Washington has also gone on the offensive. The CHIPS and Science Act, and elements of the Inflation Reduction Act, both passed this year, take unprecedented steps to channel investment into priority sectors, including directing federal funding toward technological advancement. These pieces of legislation bear a remarkable resemblance to Made in China 2025.  
Beijing’s attitude, meanwhile, is primarily defensive. The CCP’s leaders regret their country’s historic dependence on foreign companies for important products, including semiconductors. They do not want China to spend the coming decades manufacturing low-end items for export. They want domestic champions and domestic technology. Their policies were developed to catalyze self-reliance. The wisdom of this approach was seemingly confirmed as the United States and others began to use their influence to try to contain China and its firms.
But this is not the approach of a regime ready to walk the world stage confidently. The CCP is the opposite—a leadership obsessed with its own weaknesses and fearful of the difference between its economic profile and that of its competitors. At the same time, the CCP has transformed from a responsive, if illiberal, regime to one increasingly reliant on repression and techno-surveillance.

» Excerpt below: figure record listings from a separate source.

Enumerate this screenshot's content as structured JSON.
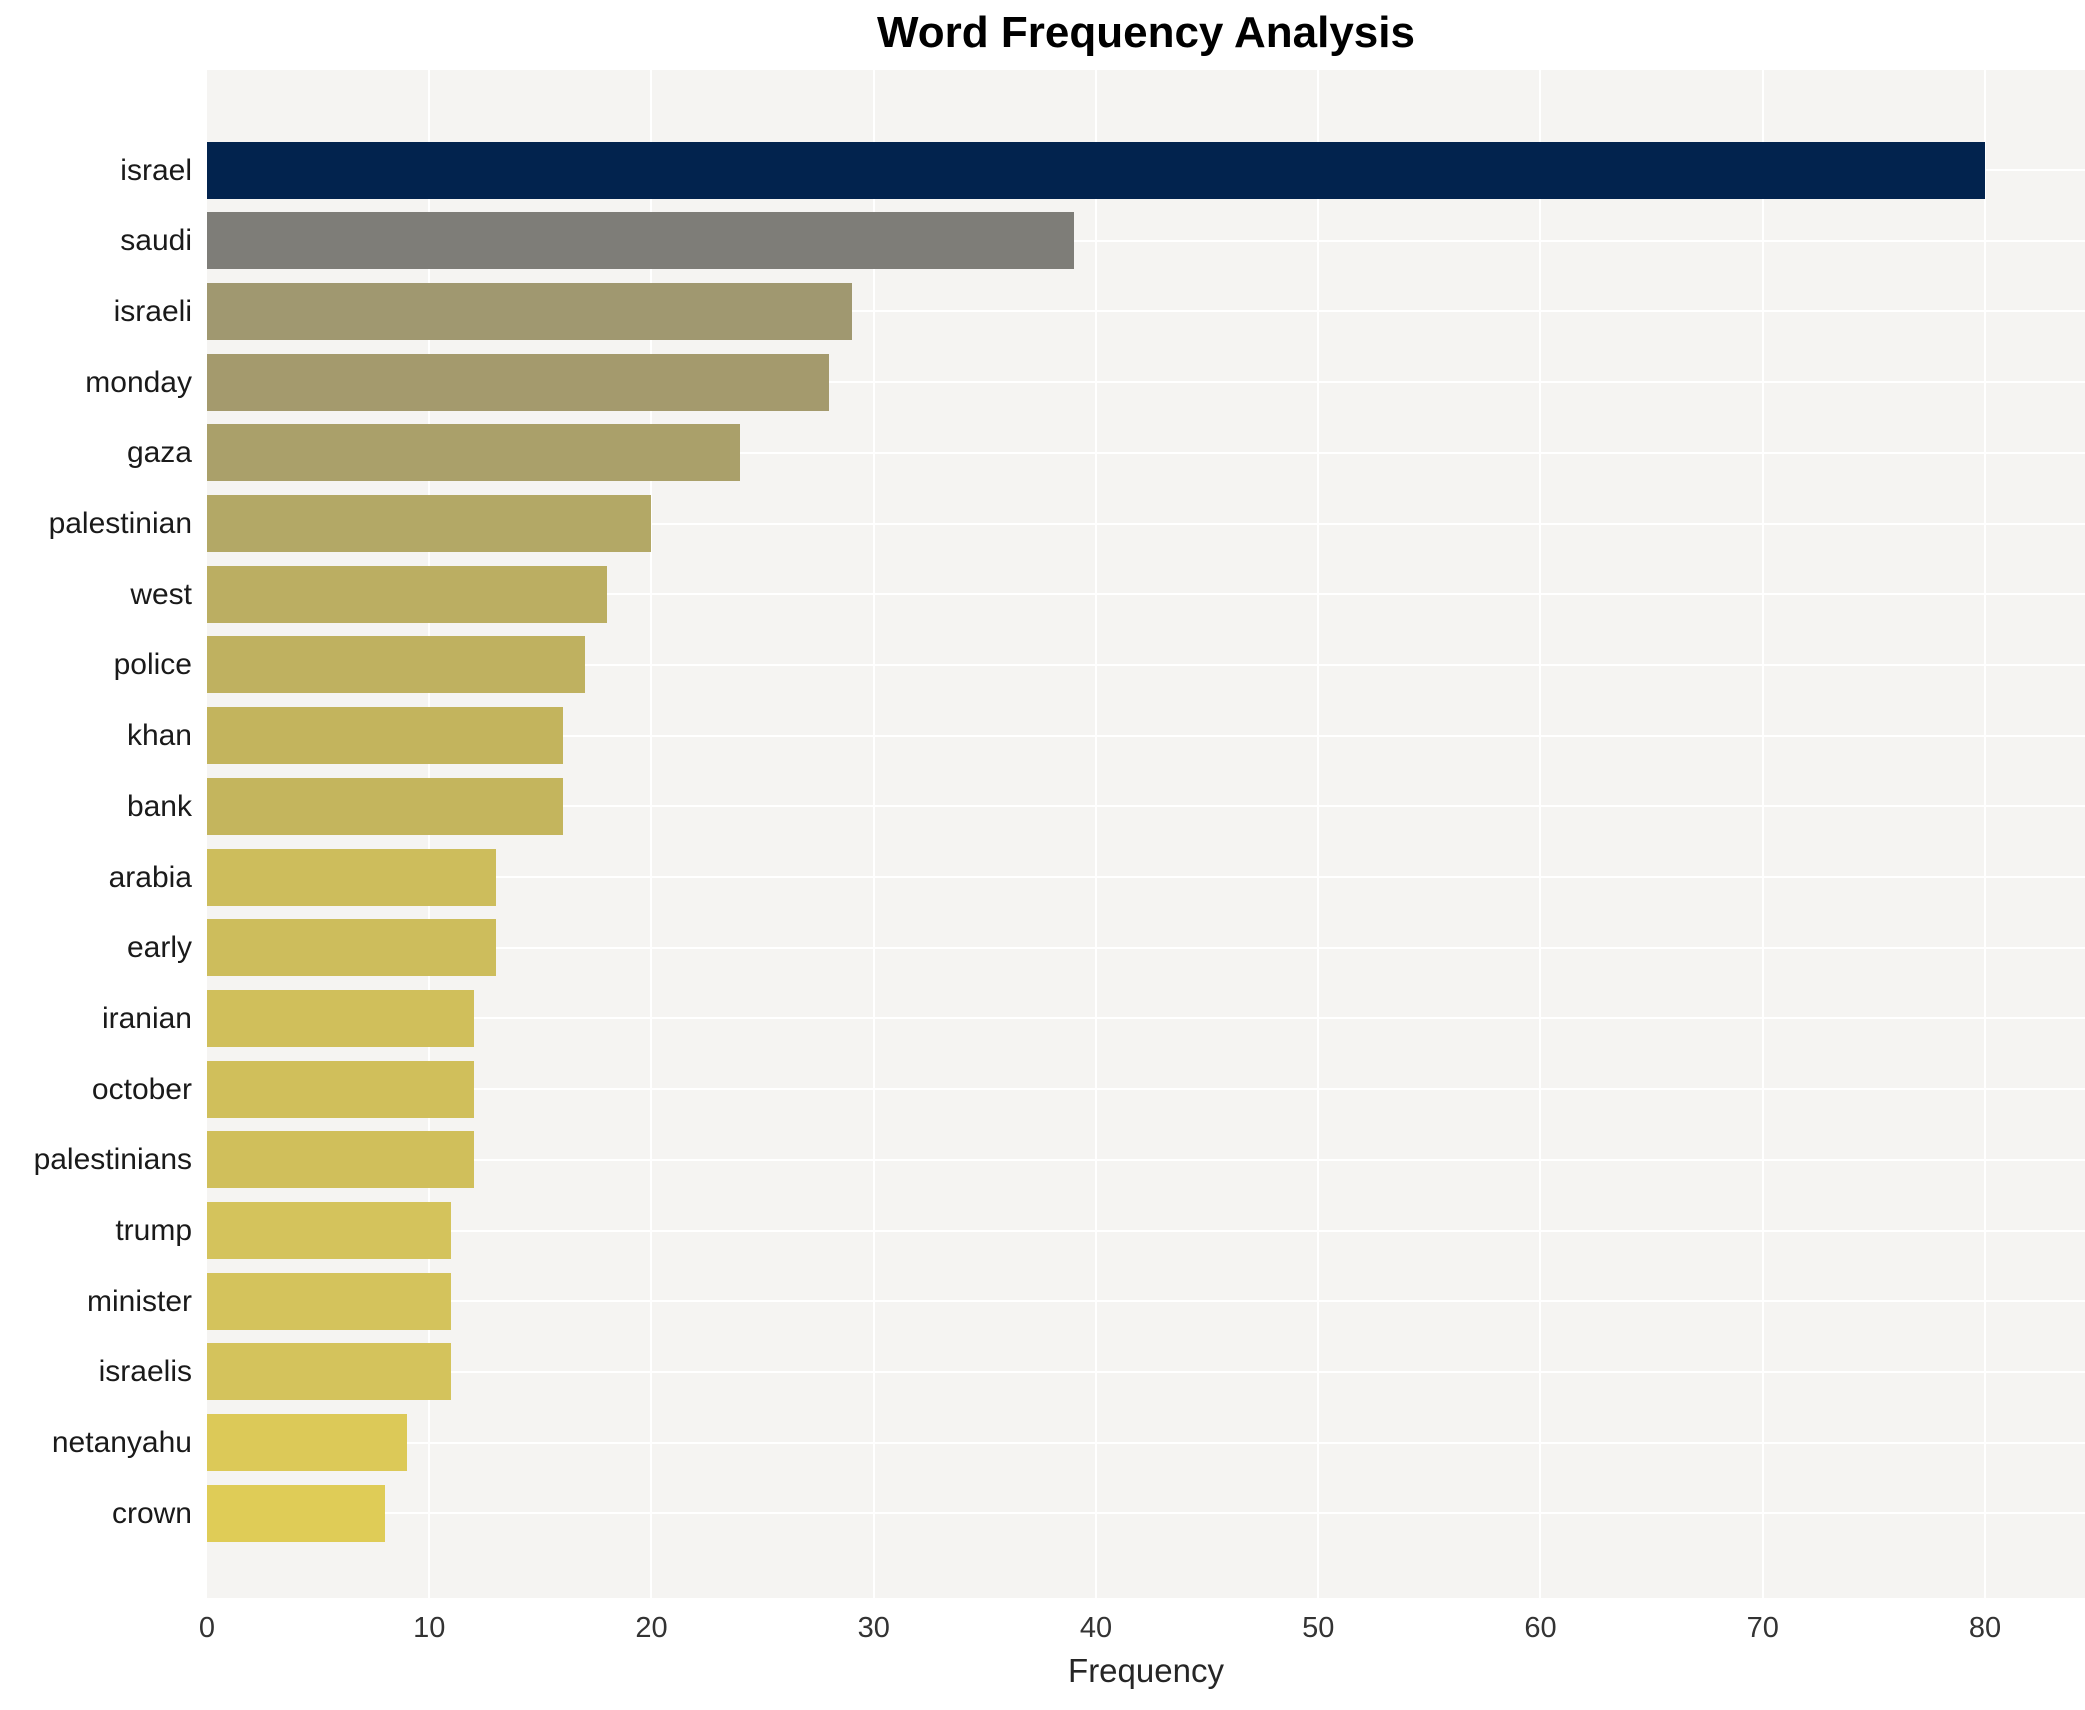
{
  "chart_data": {
    "type": "bar",
    "orientation": "horizontal",
    "title": "Word Frequency Analysis",
    "xlabel": "Frequency",
    "ylabel": "",
    "legend": "none",
    "grid": "white gridlines on light-gray plot background, x every 10 units, y at category centers",
    "categories": [
      "israel",
      "saudi",
      "israeli",
      "monday",
      "gaza",
      "palestinian",
      "west",
      "police",
      "khan",
      "bank",
      "arabia",
      "early",
      "iranian",
      "october",
      "palestinians",
      "trump",
      "minister",
      "israelis",
      "netanyahu",
      "crown"
    ],
    "values": [
      80,
      39,
      29,
      28,
      24,
      20,
      18,
      17,
      16,
      16,
      13,
      13,
      12,
      12,
      12,
      11,
      11,
      11,
      9,
      8
    ],
    "bar_colors": [
      "#02234e",
      "#7e7d78",
      "#a09870",
      "#a49a6d",
      "#aaa06a",
      "#b3a866",
      "#bbae62",
      "#bfb160",
      "#c3b45d",
      "#c4b55d",
      "#cdbd5c",
      "#cdbd5c",
      "#d0bf5b",
      "#d0bf5b",
      "#d0bf5b",
      "#d4c35c",
      "#d4c35c",
      "#d4c35c",
      "#dcc958",
      "#dfcc57"
    ],
    "xlim": [
      0,
      84.5
    ],
    "xticks": [
      0,
      10,
      20,
      30,
      40,
      50,
      60,
      70,
      80
    ],
    "colors": {
      "plot_bg": "#f5f4f2",
      "figure_bg": "#ffffff",
      "gridline": "#ffffff",
      "title_text": "#000000",
      "tick_text": "#333333"
    }
  }
}
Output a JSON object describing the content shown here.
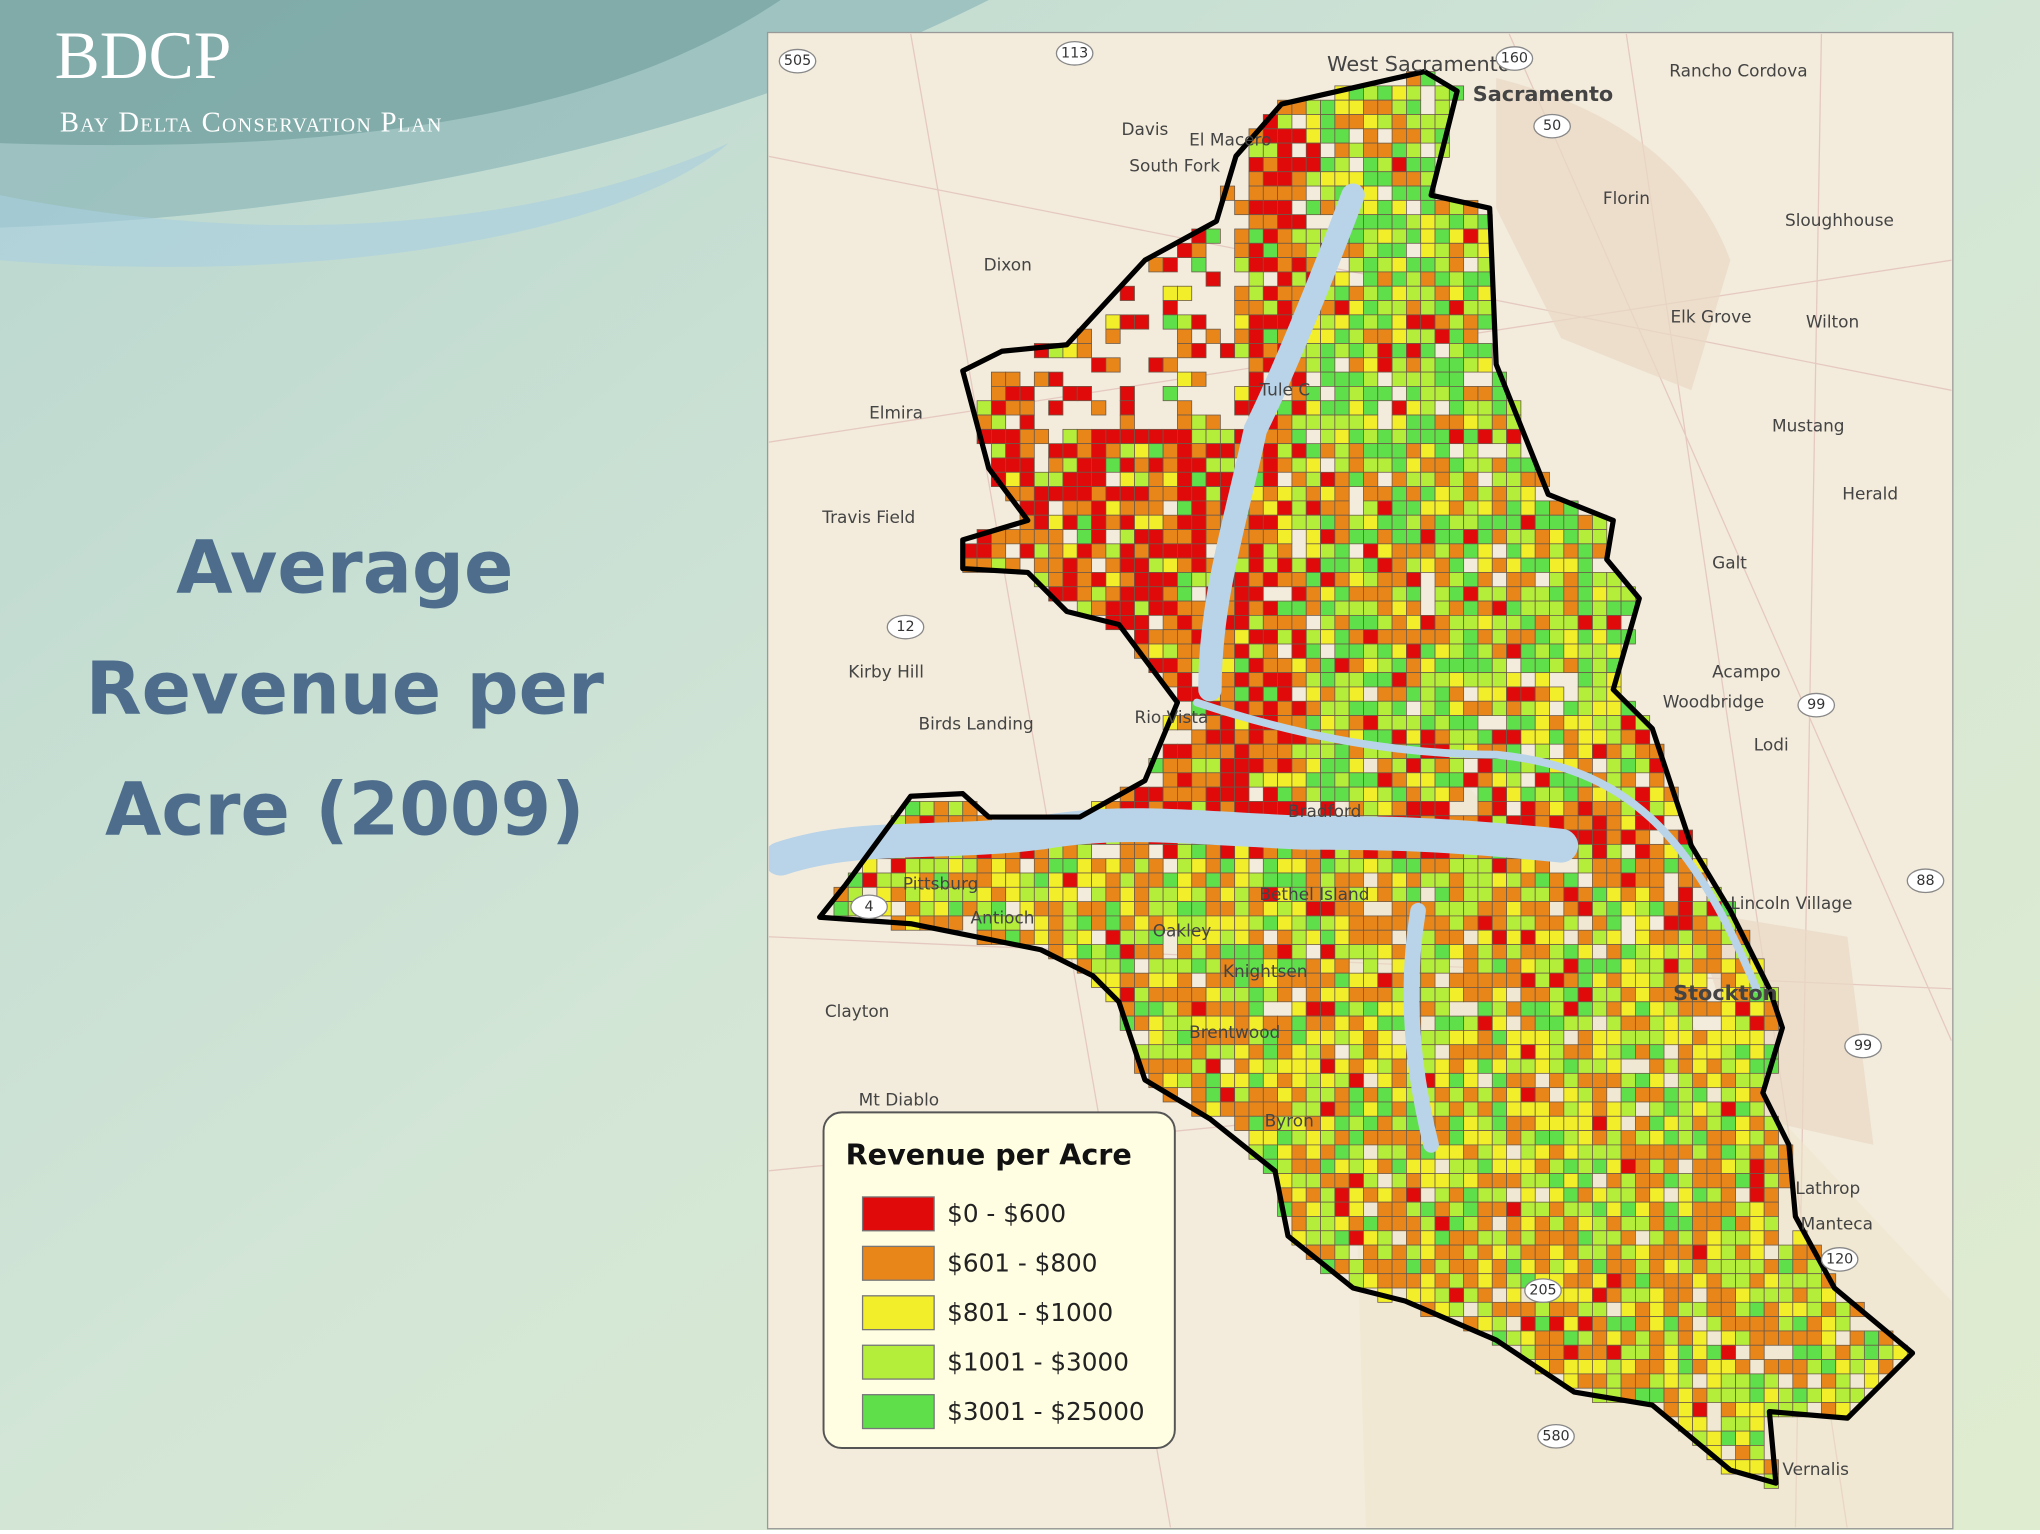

The effects of the economic “China shock” are well known: in the first decades of China’s reform and opening, the emergence of a large economy with low labor costs had a profound impact on manufacturing jobs in the West. With the entrenchment of party-state capitalism, the West is experiencing a political China shock, as governments move to erect barriers to Chinese investment and to jump-start their own countries’ industrial policies. Some reactions may be sustainable, such as investment in critical technologies, so long as the political will remains. Others, such as expansive reviews of outbound investment, are less likely to succeed, as investors will constantly seek out workarounds, creating a never-ending game of cat and mouse with regulators.
Like the oil shocks of the 1970s and the rise of the knowledge economy in the 1990s, China’s embrace of party-state capitalism has created a once-in-a-generation inflection point. Western governments should use this decade to rethink the role of the state in the economy—and the rules of capitalism, more broadly. Some options include transnational and collaborative rules around standards, openness to trade and capital flows in high-tech sectors, and interdependence with China. Some have already taken steps in this direction. One example is the Transatlantic Trade and Technology Council, an EU-U.S. collaborative effort to set rules for trade and technology, to address the security implications of China’s model.
Undoubtedly, as the United States and other countries consider how their governments can better guide transnational commerce and competition with China, conflict will arise with allies over new forms of industrial policy and the optimal design of the institutions that govern trade and technology. If each country goes it alone to protect its national interests, the prosperity produced by decades of globalization may be jeopardized. But China’s unique challenge to global capitalism also creates opportunities to reevaluate priorities and address security concerns. Handled thoughtfully, this political China shock may catalyze a new era of prosperity, and grant a renewed legitimacy to transnational capitalism.